Several partner organizations offer food “prescriptions” that empower you to purchase healthy foods on your own.

“I think we have to be careful not to play into the stereotype that people who don't have enough — those who lack economic resources to purchase food — are somehow ignorant or not aware of what foods are good for them,” says Dr. Wang. “I think most people can say, ‘Yes, I know vegetables are healthy and fruits are healthy, but can you believe how much a box of blueberries costs?’”

Payment cards

The company About Fresh provides technology that helps healthcare organizations cover the cost of food for the people they serve. Mass General Brigham providers can enroll qualifying patients in the company’s Fresh Connect program, which provides a prepaid card that people can use to buy fresh produce.

According to the company, the prepaid cards work at:

  • Grocery stores
  • Farmers’ markets
  • Mobile markets

Custom meals

Providers can also connect eligible patients to Community Servings, a regional program offering meals tailored to the nutritional needs of thousands of people across Massachusetts and Rhode Island. Patients who cannot shop or cook for themselves or their families due to a critical illness can enroll in this program.

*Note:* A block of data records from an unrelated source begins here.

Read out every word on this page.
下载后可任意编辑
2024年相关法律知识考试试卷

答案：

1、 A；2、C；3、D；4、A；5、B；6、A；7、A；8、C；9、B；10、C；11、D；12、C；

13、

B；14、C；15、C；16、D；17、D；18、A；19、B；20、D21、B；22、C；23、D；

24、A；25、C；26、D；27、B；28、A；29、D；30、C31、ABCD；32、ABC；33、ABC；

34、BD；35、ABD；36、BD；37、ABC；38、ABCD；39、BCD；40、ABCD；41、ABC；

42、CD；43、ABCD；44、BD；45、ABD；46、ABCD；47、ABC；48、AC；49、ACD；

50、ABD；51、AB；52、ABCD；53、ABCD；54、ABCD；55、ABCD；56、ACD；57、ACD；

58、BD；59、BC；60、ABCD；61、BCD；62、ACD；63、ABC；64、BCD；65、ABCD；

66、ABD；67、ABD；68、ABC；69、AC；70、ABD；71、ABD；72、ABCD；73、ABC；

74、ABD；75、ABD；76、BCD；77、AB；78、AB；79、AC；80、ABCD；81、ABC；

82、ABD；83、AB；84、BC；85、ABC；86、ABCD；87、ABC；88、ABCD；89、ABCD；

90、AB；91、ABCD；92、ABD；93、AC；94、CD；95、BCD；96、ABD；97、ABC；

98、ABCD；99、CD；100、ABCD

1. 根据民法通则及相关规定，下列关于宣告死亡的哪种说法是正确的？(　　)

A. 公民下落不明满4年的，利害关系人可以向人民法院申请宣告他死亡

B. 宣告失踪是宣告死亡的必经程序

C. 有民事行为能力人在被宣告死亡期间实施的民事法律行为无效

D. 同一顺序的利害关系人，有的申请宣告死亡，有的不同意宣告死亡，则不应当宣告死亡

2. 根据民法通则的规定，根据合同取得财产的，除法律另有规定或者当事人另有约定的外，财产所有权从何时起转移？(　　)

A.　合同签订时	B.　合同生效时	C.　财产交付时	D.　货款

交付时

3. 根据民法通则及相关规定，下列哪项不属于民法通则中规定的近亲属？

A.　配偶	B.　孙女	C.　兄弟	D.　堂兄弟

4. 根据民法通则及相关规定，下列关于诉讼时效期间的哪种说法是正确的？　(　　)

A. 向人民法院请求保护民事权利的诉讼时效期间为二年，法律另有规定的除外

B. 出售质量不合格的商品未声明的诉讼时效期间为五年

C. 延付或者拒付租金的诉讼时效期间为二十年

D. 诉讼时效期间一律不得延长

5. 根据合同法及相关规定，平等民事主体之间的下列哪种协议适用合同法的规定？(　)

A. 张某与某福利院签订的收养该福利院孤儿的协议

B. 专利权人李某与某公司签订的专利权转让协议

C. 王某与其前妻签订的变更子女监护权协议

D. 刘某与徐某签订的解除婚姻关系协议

The program offers 16 medical diets for people living with specific conditions. One example: the Kidney Kind diet, which provides food for people with end-stage kidney disease or diabetes who need to limit the vitamins they eat (sodium, potassium, and phosphorous, to name a few) and fluids they drink.

Evolving Food is Medicine for future patient needs

According to Dr. Mirsky, the Food is Medicine program will evolve with the needs of its patients. The MGH Revere Food Pantry, for example, began inside a small, renovated closet months before the COVID-19 pandemic.

The pandemic left the U.S. economy in crisis. Unemployment, increased rents, and inflation left millions of more Americans questioning where they may find their next meal.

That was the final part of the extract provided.